Children’s receptive ages were significantly lower than their expressive ages at all four periods (within-subject Cohen’s d values = .37, .34, .24, .24, respectively, all p values < .05). Table 2 indicates the atypically small discrepancy between receptive and expressive vocabulary size for the ASD sample. The difference between the normative gap for receptive versus expressive vocabulary size and that seen in the children with ASD grew over time.
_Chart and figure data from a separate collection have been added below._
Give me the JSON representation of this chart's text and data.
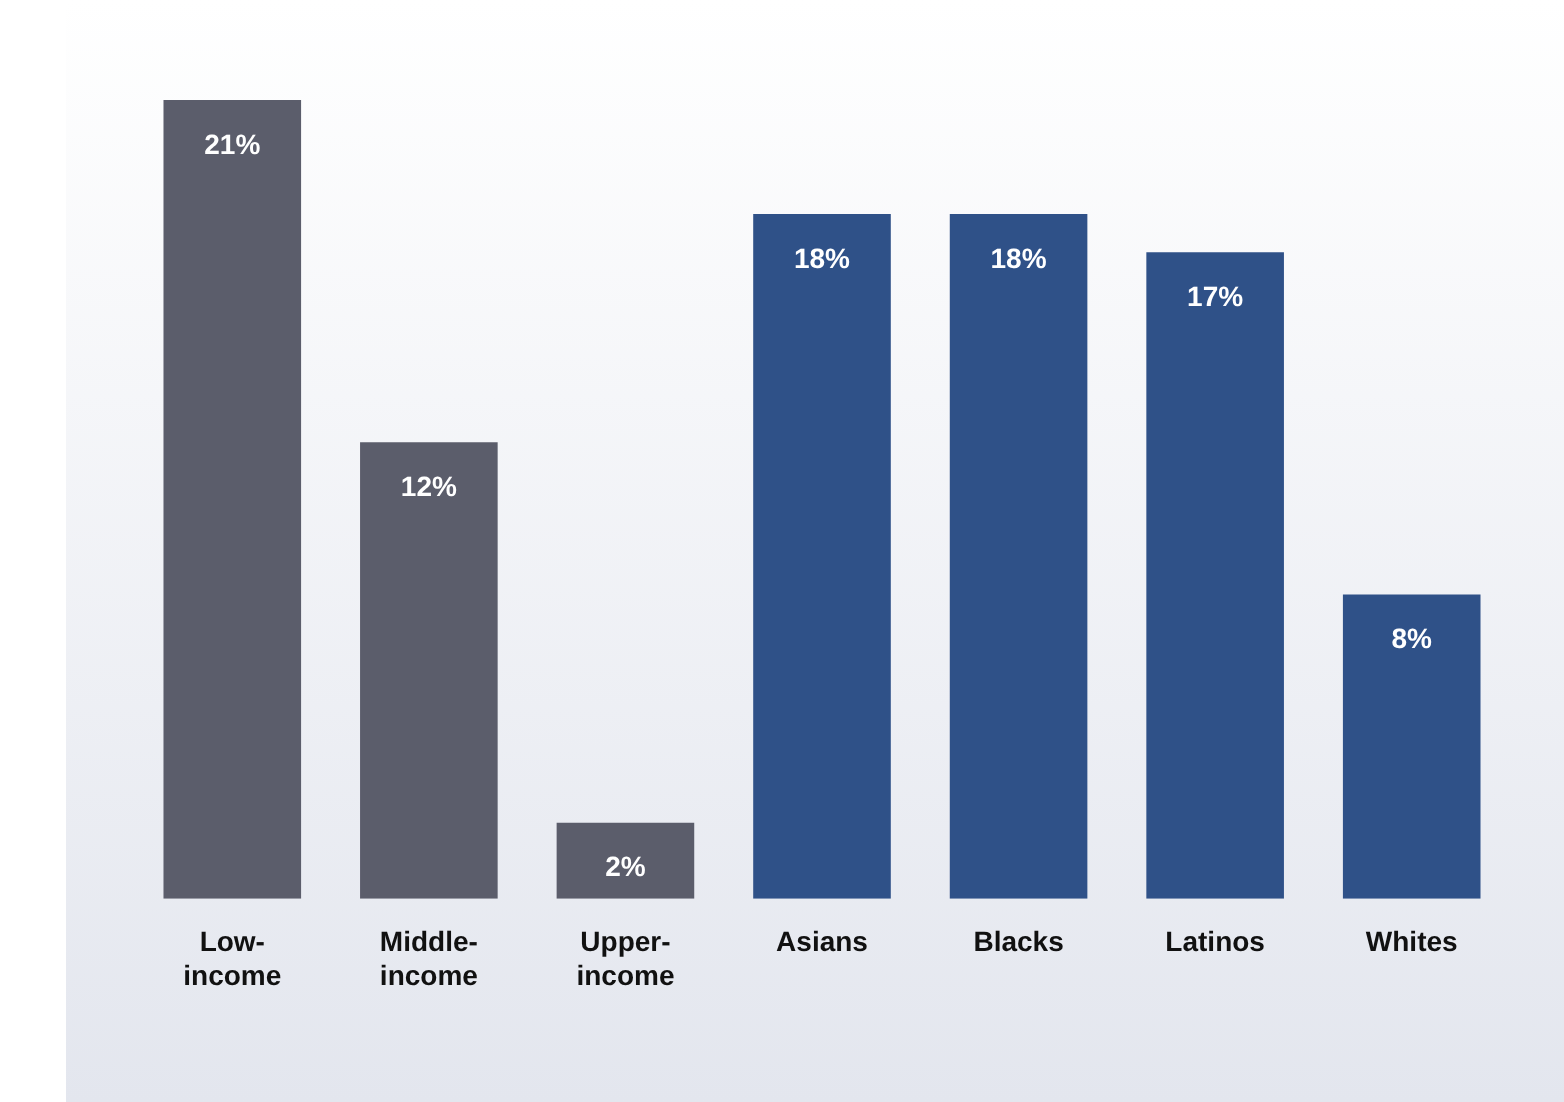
{
  "chart_data": {
    "type": "bar",
    "categories": [
      "Low-income",
      "Middle-income",
      "Upper-income",
      "Asians",
      "Blacks",
      "Latinos",
      "Whites"
    ],
    "values": [
      21,
      12,
      2,
      18,
      18,
      17,
      8
    ],
    "colors": [
      "#5b5d6b",
      "#5b5d6b",
      "#5b5d6b",
      "#2f5188",
      "#2f5188",
      "#2f5188",
      "#2f5188"
    ],
    "data_labels": true,
    "value_labels": [
      "21%",
      "12%",
      "2%",
      "18%",
      "18%",
      "17%",
      "8%"
    ],
    "grid": false,
    "legend": false
  }
}
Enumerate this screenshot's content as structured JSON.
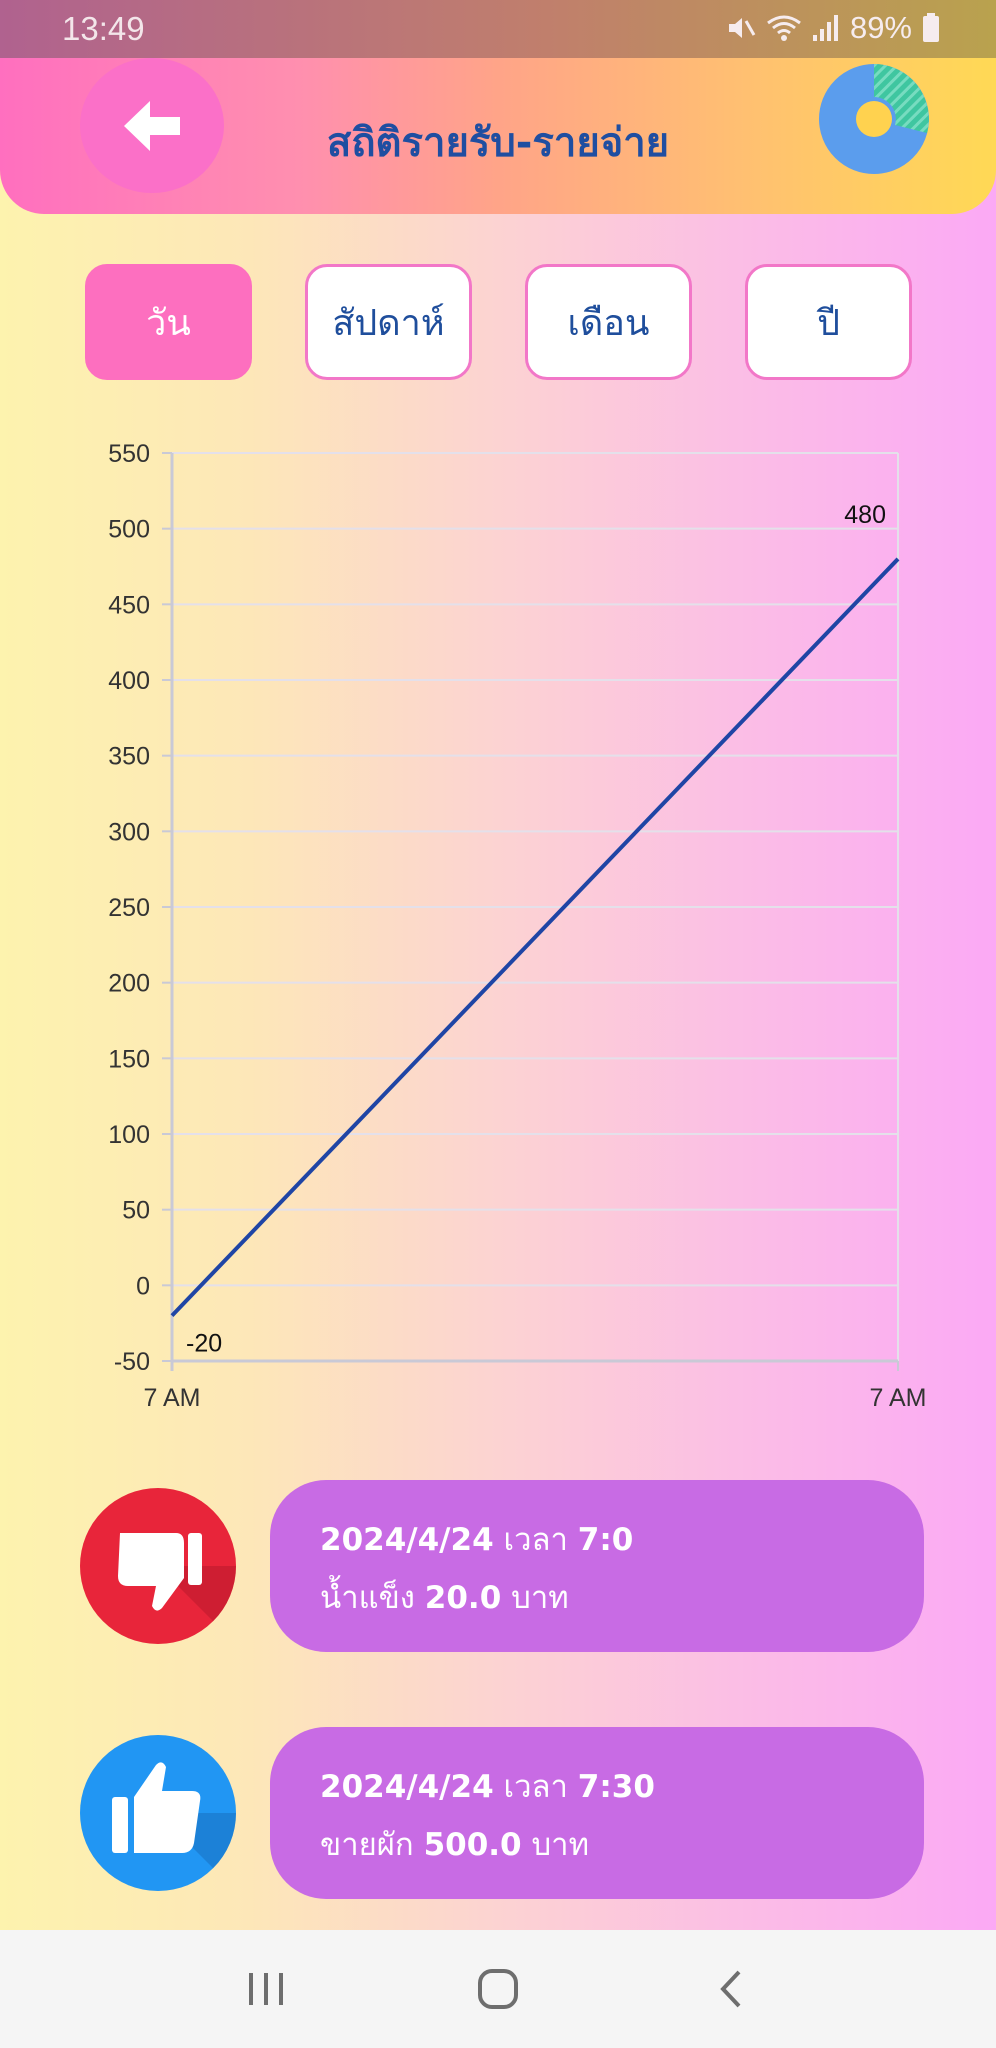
{
  "status_bar": {
    "time": "13:49",
    "battery": "89%",
    "icons": [
      "mute-icon",
      "wifi-icon",
      "signal-icon",
      "battery-icon"
    ]
  },
  "header": {
    "title": "สถิติรายรับ-รายจ่าย",
    "back_icon": "arrow-left-icon",
    "chart_icon": "donut-chart-icon"
  },
  "tabs": [
    {
      "label": "วัน",
      "active": true
    },
    {
      "label": "สัปดาห์",
      "active": false
    },
    {
      "label": "เดือน",
      "active": false
    },
    {
      "label": "ปี",
      "active": false
    }
  ],
  "chart_data": {
    "type": "line",
    "title": "",
    "xlabel": "",
    "ylabel": "",
    "x": [
      "7 AM",
      "7 AM"
    ],
    "series": [
      {
        "values": [
          -20,
          480
        ],
        "color": "#1f45a5"
      }
    ],
    "data_labels": [
      "-20",
      "480"
    ],
    "ylim": [
      -50,
      550
    ],
    "yticks": [
      -50,
      0,
      50,
      100,
      150,
      200,
      250,
      300,
      350,
      400,
      450,
      500,
      550
    ],
    "grid": true,
    "legend": "none"
  },
  "transactions": [
    {
      "kind": "expense",
      "icon": "thumbs-down-icon",
      "icon_color": "#e8253a",
      "date": "2024/4/24",
      "time_label": "เวลา",
      "time": "7:0",
      "item": "น้ำแข็ง",
      "amount": "20.0",
      "currency": "บาท"
    },
    {
      "kind": "income",
      "icon": "thumbs-up-icon",
      "icon_color": "#2196f3",
      "date": "2024/4/24",
      "time_label": "เวลา",
      "time": "7:30",
      "item": "ขายผัก",
      "amount": "500.0",
      "currency": "บาท"
    }
  ],
  "navbar": {
    "buttons": [
      "recent-apps-icon",
      "home-icon",
      "back-nav-icon"
    ]
  },
  "colors": {
    "accent_pink": "#fd6fbf",
    "title_blue": "#1f4ea1",
    "card_purple": "#c86be4",
    "line_blue": "#1f45a5"
  }
}
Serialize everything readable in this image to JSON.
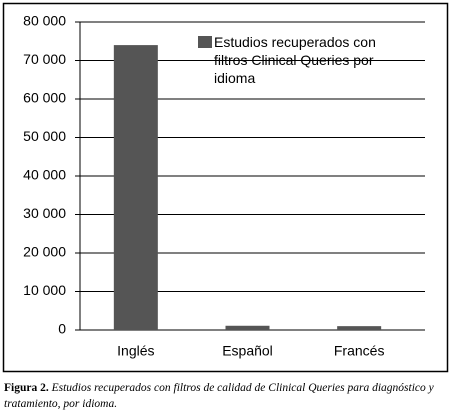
{
  "chart_data": {
    "type": "bar",
    "categories": [
      "Inglés",
      "Español",
      "Francés"
    ],
    "series": [
      {
        "name": "Estudios recuperados con filtros Clinical Queries por idioma",
        "color": "#555555",
        "values": [
          74000,
          1100,
          1000
        ]
      }
    ],
    "ylim": [
      0,
      80000
    ],
    "yticks": [
      0,
      {
        "value": 10000,
        "label": "10 000"
      },
      {
        "value": 20000,
        "label": "20 000"
      },
      {
        "value": 30000,
        "label": "30 000"
      },
      {
        "value": 40000,
        "label": "40 000"
      },
      {
        "value": 50000,
        "label": "50 000"
      },
      {
        "value": 60000,
        "label": "60 000"
      },
      {
        "value": 70000,
        "label": "70 000"
      },
      {
        "value": 80000,
        "label": "80 000"
      }
    ],
    "grid": true,
    "legend": "upper right",
    "caption_label": "Figura 2.",
    "caption": "Estudios recuperados con filtros de calidad de Clinical Queries para diagnóstico y tratamiento, por idioma."
  }
}
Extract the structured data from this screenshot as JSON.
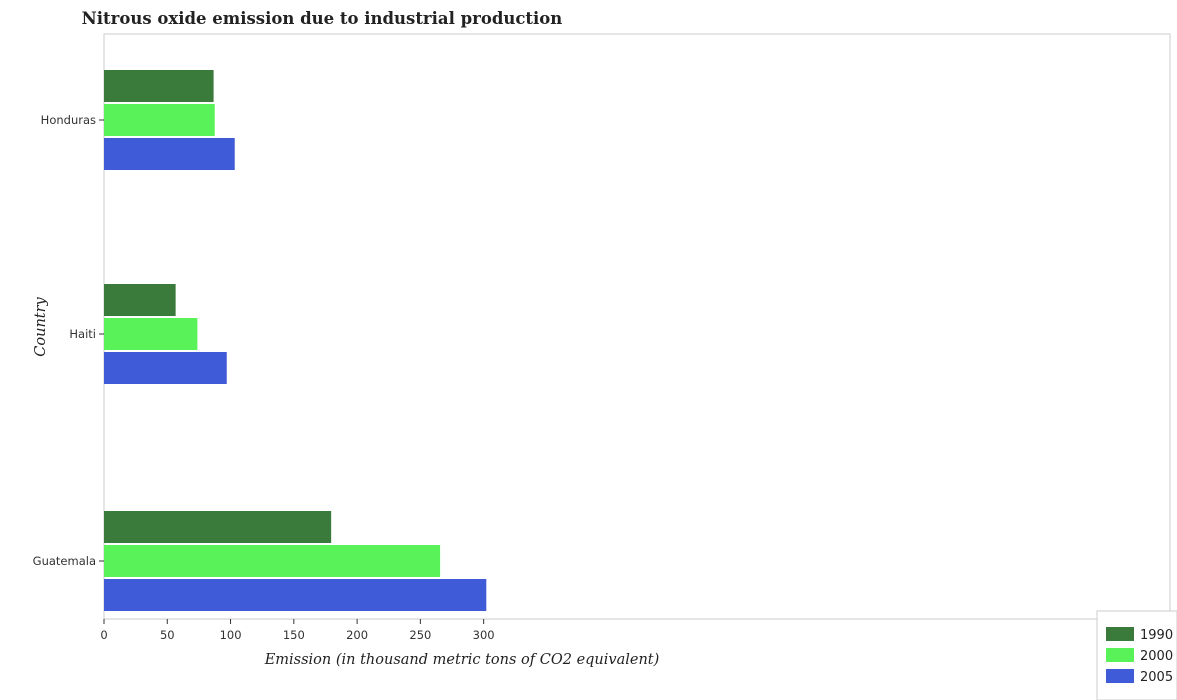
{
  "chart_data": {
    "type": "bar",
    "orientation": "horizontal",
    "title": "Nitrous oxide emission due to industrial production",
    "xlabel": "Emission (in thousand metric tons of CO2 equivalent)",
    "ylabel": "Country",
    "categories": [
      "Guatemala",
      "Haiti",
      "Honduras"
    ],
    "series": [
      {
        "name": "1990",
        "color": "#3a7a3a",
        "values": [
          179.5,
          56.6,
          86.6
        ]
      },
      {
        "name": "2000",
        "color": "#59f259",
        "values": [
          265.6,
          73.8,
          87.5
        ]
      },
      {
        "name": "2005",
        "color": "#3f5bd8",
        "values": [
          302.1,
          97.0,
          103.3
        ]
      }
    ],
    "xlim": [
      0,
      320
    ],
    "xticks": [
      0,
      50,
      100,
      150,
      200,
      250,
      300
    ],
    "grid": false,
    "legend_position": "bottom-right"
  }
}
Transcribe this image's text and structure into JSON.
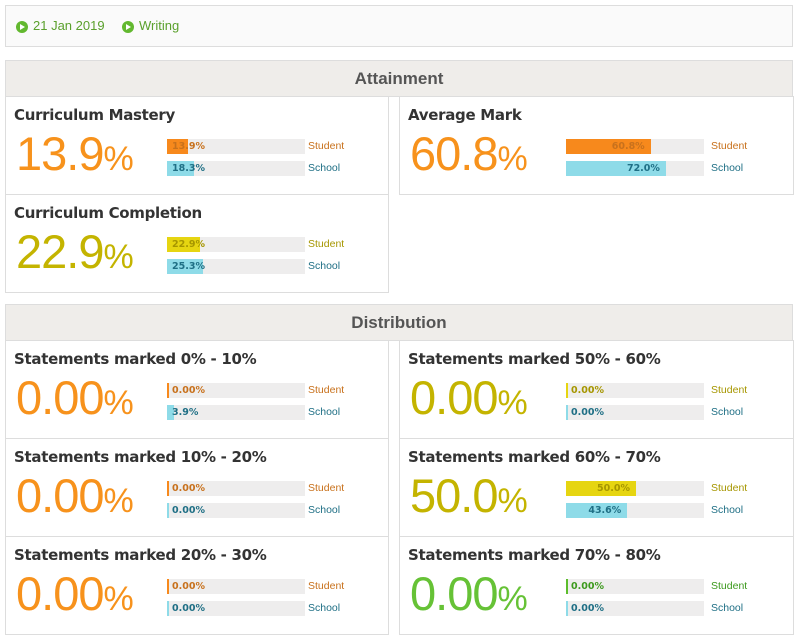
{
  "header": {
    "date": "21 Jan 2019",
    "subject": "Writing"
  },
  "sections": [
    {
      "title": "Attainment",
      "cards": [
        {
          "title": "Curriculum Mastery",
          "value_text": "13.9",
          "unit": "%",
          "color": "#f7921c",
          "bar_color": "#f7891c",
          "label_color": "#c8711c",
          "student": {
            "name": "Student",
            "value": 13.9,
            "label": "13.9%"
          },
          "school": {
            "name": "School",
            "value": 18.3,
            "label": "18.3%"
          }
        },
        {
          "title": "Average Mark",
          "value_text": "60.8",
          "unit": "%",
          "color": "#f7921c",
          "bar_color": "#f7891c",
          "label_color": "#c8711c",
          "student": {
            "name": "Student",
            "value": 60.8,
            "label": "60.8%"
          },
          "school": {
            "name": "School",
            "value": 72.0,
            "label": "72.0%"
          }
        },
        {
          "title": "Curriculum Completion",
          "value_text": "22.9",
          "unit": "%",
          "color": "#c4b400",
          "bar_color": "#e6d511",
          "label_color": "#a69600",
          "student": {
            "name": "Student",
            "value": 22.9,
            "label": "22.9%"
          },
          "school": {
            "name": "School",
            "value": 25.3,
            "label": "25.3%"
          }
        }
      ]
    },
    {
      "title": "Distribution",
      "cards": [
        {
          "title": "Statements marked 0% - 10%",
          "value_text": "0.00",
          "unit": "%",
          "color": "#f7921c",
          "bar_color": "#f7891c",
          "label_color": "#c8711c",
          "student": {
            "name": "Student",
            "value": 0.0,
            "label": "0.00%"
          },
          "school": {
            "name": "School",
            "value": 3.9,
            "label": "3.9%"
          }
        },
        {
          "title": "Statements marked 50% - 60%",
          "value_text": "0.00",
          "unit": "%",
          "color": "#c4b400",
          "bar_color": "#e6d511",
          "label_color": "#a69600",
          "student": {
            "name": "Student",
            "value": 0.0,
            "label": "0.00%"
          },
          "school": {
            "name": "School",
            "value": 0.0,
            "label": "0.00%"
          }
        },
        {
          "title": "Statements marked 10% - 20%",
          "value_text": "0.00",
          "unit": "%",
          "color": "#f7921c",
          "bar_color": "#f7891c",
          "label_color": "#c8711c",
          "student": {
            "name": "Student",
            "value": 0.0,
            "label": "0.00%"
          },
          "school": {
            "name": "School",
            "value": 0.0,
            "label": "0.00%"
          }
        },
        {
          "title": "Statements marked 60% - 70%",
          "value_text": "50.0",
          "unit": "%",
          "color": "#c4b400",
          "bar_color": "#e6d511",
          "label_color": "#a69600",
          "student": {
            "name": "Student",
            "value": 50.0,
            "label": "50.0%"
          },
          "school": {
            "name": "School",
            "value": 43.6,
            "label": "43.6%"
          }
        },
        {
          "title": "Statements marked 20% - 30%",
          "value_text": "0.00",
          "unit": "%",
          "color": "#f7921c",
          "bar_color": "#f7891c",
          "label_color": "#c8711c",
          "student": {
            "name": "Student",
            "value": 0.0,
            "label": "0.00%"
          },
          "school": {
            "name": "School",
            "value": 0.0,
            "label": "0.00%"
          }
        },
        {
          "title": "Statements marked 70% - 80%",
          "value_text": "0.00",
          "unit": "%",
          "color": "#66c236",
          "bar_color": "#5cbd2c",
          "label_color": "#3d9a1e",
          "student": {
            "name": "Student",
            "value": 0.0,
            "label": "0.00%"
          },
          "school": {
            "name": "School",
            "value": 0.0,
            "label": "0.00%"
          }
        }
      ]
    }
  ]
}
Time 2 visual attention to speaker during child-directed speech predicted the discrepancy between receptive and expressive vocabulary size at Time 4 (8 mos later), r = .35, p = .01. This association was significant, even after controlling for the receptive-expressive discrepancy at Time 1 (p < .02).

Conclusions:  

Receptive vocabulary size was smaller than expected given the size of the expressive lexicon for this sample of young children with ASD, consistent with the finding that receptive vocabulary age equivalency was lower than expressive vocabulary age equivalency at each age point. Visual attention to the speaker during child-directed speech was associated with, and thus may have been one of the reasons for the atypically small discrepancy between, receptive and expressive vocabulary size.  These findings suggest that enhancing attention to child-directed speech may be an important target of early language intervention.